L'arrêt rendu dans l'affaire de Mme Higgs a déclaré que les conclusions tirées sur Forstater et Mackereth "équivaudraient à une déclaration selon laquelle les personnes qui détiennent et expriment les croyances en question ne méritent pas de protection. nous pour être une conclusion étrange et quelque peu inquiétante. "

Mme Higgs doit faire appel de la décision du tribunal. 

"Je suis déçue de lire la décision du tribunal, mais j'ai l'intention de faire appel et de continuer à lutter pour la justice", a-t-elle déclaré.

«Je maintiens fermement que j'ai perdu mon emploi à cause de mes croyances chrétiennes, des croyances que notre société ne semble plus tolérer ni même comprendre.

«Parfois, je dois encore me pincer pour croire que j'ai perdu le travail que j'aimais à cause de mes croyances chrétiennes. Il est difficile de croire que l'école accepterait une plainte anonyme et la transposerait à tout cela.

«Où était la tolérance et la gentillesse de l'école envers moi? Où était la tentative de l'école de comprendre mon point de vue?

«J'ai partagé ces messages en tant que mère profondément préoccupée par l'éducation sexuelle obligatoire imposée à mon fils de 9 ans dans une école primaire de l'Église d'Angleterre. Ces opinions ont été comparées à celles d'un 'extrémiste de droite pro-nazi ', ce qui est très offensant pour moi et pour des millions de chrétiens à travers le monde.

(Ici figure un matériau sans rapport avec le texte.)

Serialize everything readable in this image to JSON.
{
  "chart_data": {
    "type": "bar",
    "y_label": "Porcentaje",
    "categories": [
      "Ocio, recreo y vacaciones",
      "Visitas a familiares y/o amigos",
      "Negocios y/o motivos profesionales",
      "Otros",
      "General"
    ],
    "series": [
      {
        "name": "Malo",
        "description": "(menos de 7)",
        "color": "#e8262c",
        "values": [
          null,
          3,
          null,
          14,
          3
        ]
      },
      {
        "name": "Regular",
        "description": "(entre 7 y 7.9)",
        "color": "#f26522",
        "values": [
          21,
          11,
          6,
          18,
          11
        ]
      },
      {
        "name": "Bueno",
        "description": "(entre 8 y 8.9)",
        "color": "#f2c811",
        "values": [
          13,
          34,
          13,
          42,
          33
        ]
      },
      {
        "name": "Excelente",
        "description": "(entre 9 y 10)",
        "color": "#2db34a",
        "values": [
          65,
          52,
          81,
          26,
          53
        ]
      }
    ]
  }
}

"Je dois continuer à me battre pour la justice afin que personne d'autre n'ait à vivre ce que j'ai. Je veux que les parents aient la liberté d'élever leurs enfants conformément à leurs croyances chrétiennes, je veux que les jeunes enfants soient protégés de cela idéologie néfaste. Les chrétiens doivent aussi pouvoir partager leurs opinions et leurs croyances sans craindre de perdre leur emploi. "

Andrea Williams, directeur général du Christian Legal Center, a déclaré que le verdict était un coup dur pour la liberté religieuse.

"Ce jugement devrait concerner tous ceux d'entre nous qui se soucient de la liberté d'être un croyant chrétien au Royaume-Uni", a-t-elle déclaré. 

"Kristie aurait été licenciée, non pas pour les messages qu'elle a publiés, mais pour une interprétation délibérément déformée et méchante du contenu auquel elle était liée.

"Même si son message était privé pour sa famille et ses amis, elle est tenue pour responsable de ce que les autres pourraient en faire. Même si personne ne pense ou ne prétend réellement que Kristie a des opinions haineuses, elle est renvoyée parce qu'un 'ami' anonyme a déclaré ils l'étaient et parce que d'autres pourraient penser la même chose.

"Il est clair qu'aucun préjudice réel n'a été porté à la réputation de l'école du fait de ses publications, mais qu'elle a été limogée comme si c'était le cas. Les messages ne concernaient même pas l'école secondaire mais les livres lus en elle. l'école primaire de son fils.

"Cette audience a révélé cette injustice évidente et nous soutiendrons Kristie aussi longtemps que nécessaire pour renverser la situation."